Avant même le déploiement d’une opération de répression migratoire à Minneapolis, les autorités sanitaires et les leaders communautaires s’inquiétaient d’une crise sanitaire imminente. La propagation de fausses informations concernant la vaccination, en particulier au sein de la vaste communauté somalienne de la ville, avait entraîné une baisse alarmante de la couverture vaccinale contre la rougeole. Malgré quatre épidémies depuis 2011, la méfiance persistait.

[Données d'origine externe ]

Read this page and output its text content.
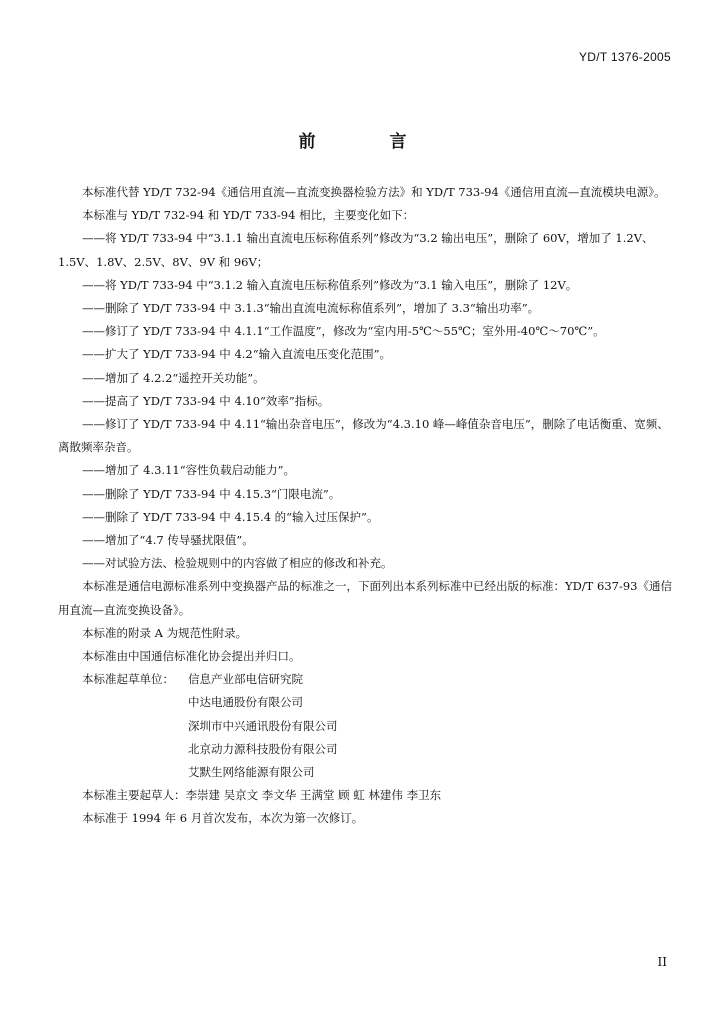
YD/T 1376-2005
前 言

本标准代替 YD/T 732-94《通信用直流—直流变换器检验方法》和 YD/T 733-94《通信用直流—直流模块电源》。

本标准与 YD/T 732-94 和 YD/T 733-94 相比，主要变化如下：

——将 YD/T 733-94 中“3.1.1 输出直流电压标称值系列”修改为“3.2 输出电压”，删除了 60V，增加了 1.2V、1.5V、1.8V、2.5V、8V、9V 和 96V；

——将 YD/T 733-94 中“3.1.2 输入直流电压标称值系列”修改为“3.1 输入电压”，删除了 12V。

——删除了 YD/T 733-94 中 3.1.3“输出直流电流标称值系列”，增加了 3.3“输出功率”。

——修订了 YD/T 733-94 中 4.1.1“工作温度”，修改为“室内用-5℃～55℃；室外用-40℃～70℃”。

——扩大了 YD/T 733-94 中 4.2“输入直流电压变化范围”。

——增加了 4.2.2“遥控开关功能”。

——提高了 YD/T 733-94 中 4.10“效率”指标。

——修订了 YD/T 733-94 中 4.11“输出杂音电压”，修改为“4.3.10 峰—峰值杂音电压”，删除了电话衡重、宽频、离散频率杂音。

——增加了 4.3.11“容性负载启动能力”。

——删除了 YD/T 733-94 中 4.15.3“门限电流”。

——删除了 YD/T 733-94 中 4.15.4 的“输入过压保护”。

——增加了“4.7 传导骚扰限值”。

——对试验方法、检验规则中的内容做了相应的修改和补充。

本标准是通信电源标准系列中变换器产品的标准之一，下面列出本系列标准中已经出版的标准：YD/T 637-93《通信用直流—直流变换设备》。

本标准的附录 A 为规范性附录。

本标准由中国通信标准化协会提出并归口。

本标准起草单位：	信息产业部电信研究院
中达电通股份有限公司
深圳市中兴通讯股份有限公司
北京动力源科技股份有限公司
艾默生网络能源有限公司

本标准主要起草人：李崇建 吴京文 李文华 王满堂 顾 虹 林建伟 李卫东

本标准于 1994 年 6 月首次发布，本次为第一次修订。

II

La situation est d’autant plus préoccupante que les États-Unis risquent de perdre leur statut de pays ayant éliminé la rougeole, une maladie extrêmement contagieuse. Les professionnels de santé, qui s’efforçaient de contrer la désinformation, constatent désormais que leurs progrès sont compromis. De nombreux habitants hésitent à quitter leur domicile, et encore moins à consulter un médecin.

« Les gens s’inquiètent de leur survie. Les vaccins sont la dernière chose à laquelle ils pensent. Mais c’est un problème majeur. »

Munira Maalimisaq, infirmière praticienne et PDG de la clinique Inspire Change

La clinique Inspire Change, située à proximité d’un quartier à forte concentration de Somaliens, a vu son groupe de discussion pour mères somaliennes suspendre ses activités en ligne, indéfiniment. Les priorités des parents sont désormais ailleurs : comment assurer la garde de leurs enfants pendant les fermetures d’écoles ? Comment se procurer de la nourriture et des médicaments en toute sécurité ?

En 2006, 92 % des enfants somaliens de deux ans étaient à jour dans leur vaccination contre la rougeole, selon le ministère de la Santé du Minnesota. Le taux actuel est tombé à environ 24 %, selon les données de l’État. Un taux de couverture vaccinale de 95 % est indispensable pour prévenir les épidémies.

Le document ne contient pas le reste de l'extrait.